I worked for Nielsen for seven years until one day in 2008 I began to notice many people from India were working the empty desks in Nielsen’s new building. Then we were told to train these new workers and they took our jobs. I was amongst the hundreds of employees whose jobs were outsourced to India and that led me to decide to retire and retool. After being downsized for the third time in the information technology (IT) field and seeing American jobs outsourced I retired from the workforce as a computer programmer. I decided to retire and retool myself by going back to college and get the degree I never received from Howard U. At the suggestion of my sister-in-law that I could be an asset by becoming an occupational therapist I looked at two universities in Texas and decided the better of the two was Texas Woman’s University in Denton, Texas. So we moved back to Texas and I enrolled at TWU and was received into their fast track Bachelor of Science to Master’s in Occupational Therapy program (BS-MOT). I soon realized that I was not a hands-on person so I decided to just pursue my Family Studies major at TWU. I chose this major because families are the basis of society and they are in trouble. I observed how family discord flared up in some of my co-worker’s families whose spouses had been laid off. Others survived, but those that had extended family support survived better. I decided this was the field that had a good future. Two years ago I was graduated with a bachelor’s degree and received provisional status as a Certified Family Life Educator (CFLE). Then this past May 2013 I received my master’s degree in Family Studies.

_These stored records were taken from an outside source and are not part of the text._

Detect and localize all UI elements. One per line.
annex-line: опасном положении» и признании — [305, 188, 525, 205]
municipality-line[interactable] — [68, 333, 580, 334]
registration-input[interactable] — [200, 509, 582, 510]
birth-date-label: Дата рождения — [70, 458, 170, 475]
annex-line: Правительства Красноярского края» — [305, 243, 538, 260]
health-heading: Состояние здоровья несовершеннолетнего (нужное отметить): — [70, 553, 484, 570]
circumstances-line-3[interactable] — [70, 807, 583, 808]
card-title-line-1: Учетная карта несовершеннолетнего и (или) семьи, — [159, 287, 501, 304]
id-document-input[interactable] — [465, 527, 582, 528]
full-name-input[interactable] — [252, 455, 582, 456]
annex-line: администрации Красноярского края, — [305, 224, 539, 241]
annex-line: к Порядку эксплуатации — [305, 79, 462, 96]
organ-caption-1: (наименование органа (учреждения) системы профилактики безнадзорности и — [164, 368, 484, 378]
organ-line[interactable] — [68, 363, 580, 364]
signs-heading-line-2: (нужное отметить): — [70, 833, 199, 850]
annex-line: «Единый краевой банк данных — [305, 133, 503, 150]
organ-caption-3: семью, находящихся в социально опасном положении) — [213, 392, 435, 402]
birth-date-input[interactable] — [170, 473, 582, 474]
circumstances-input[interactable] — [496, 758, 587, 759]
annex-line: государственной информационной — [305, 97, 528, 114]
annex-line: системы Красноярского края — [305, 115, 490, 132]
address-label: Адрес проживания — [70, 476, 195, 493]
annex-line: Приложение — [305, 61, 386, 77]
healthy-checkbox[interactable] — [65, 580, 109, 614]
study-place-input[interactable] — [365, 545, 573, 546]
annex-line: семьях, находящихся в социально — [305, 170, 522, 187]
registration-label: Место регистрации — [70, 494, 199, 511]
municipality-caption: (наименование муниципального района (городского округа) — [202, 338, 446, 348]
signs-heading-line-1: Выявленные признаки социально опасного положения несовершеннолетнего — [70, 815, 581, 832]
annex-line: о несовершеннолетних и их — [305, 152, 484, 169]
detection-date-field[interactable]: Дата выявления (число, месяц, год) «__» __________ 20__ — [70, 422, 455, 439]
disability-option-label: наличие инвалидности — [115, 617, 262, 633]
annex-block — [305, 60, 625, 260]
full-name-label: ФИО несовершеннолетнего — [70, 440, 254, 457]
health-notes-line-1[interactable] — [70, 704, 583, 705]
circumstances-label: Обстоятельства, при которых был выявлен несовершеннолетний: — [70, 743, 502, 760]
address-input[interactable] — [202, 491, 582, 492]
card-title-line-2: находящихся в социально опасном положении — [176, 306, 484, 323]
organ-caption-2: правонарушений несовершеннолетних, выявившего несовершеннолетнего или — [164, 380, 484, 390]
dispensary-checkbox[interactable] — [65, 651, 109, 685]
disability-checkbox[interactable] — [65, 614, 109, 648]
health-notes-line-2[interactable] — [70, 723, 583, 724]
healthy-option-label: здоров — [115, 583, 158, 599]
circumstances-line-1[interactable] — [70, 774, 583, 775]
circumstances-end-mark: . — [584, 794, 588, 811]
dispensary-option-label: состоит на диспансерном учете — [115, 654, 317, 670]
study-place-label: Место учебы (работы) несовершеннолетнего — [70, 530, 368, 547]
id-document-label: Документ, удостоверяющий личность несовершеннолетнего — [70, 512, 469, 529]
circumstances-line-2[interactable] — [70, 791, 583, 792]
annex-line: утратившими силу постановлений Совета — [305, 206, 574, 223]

During that time we a built a new home, and this year have been approved to become providers for Texas Home Living (TxHmL) under the Department of Aging and Disability Services. I am looking forward with great anticipation to this change in career and achieving this goal of helping people with developmental and physical challenges. Like Job’s after he experienced all those losses, the Lord has blessed sevenfold. But that is another story.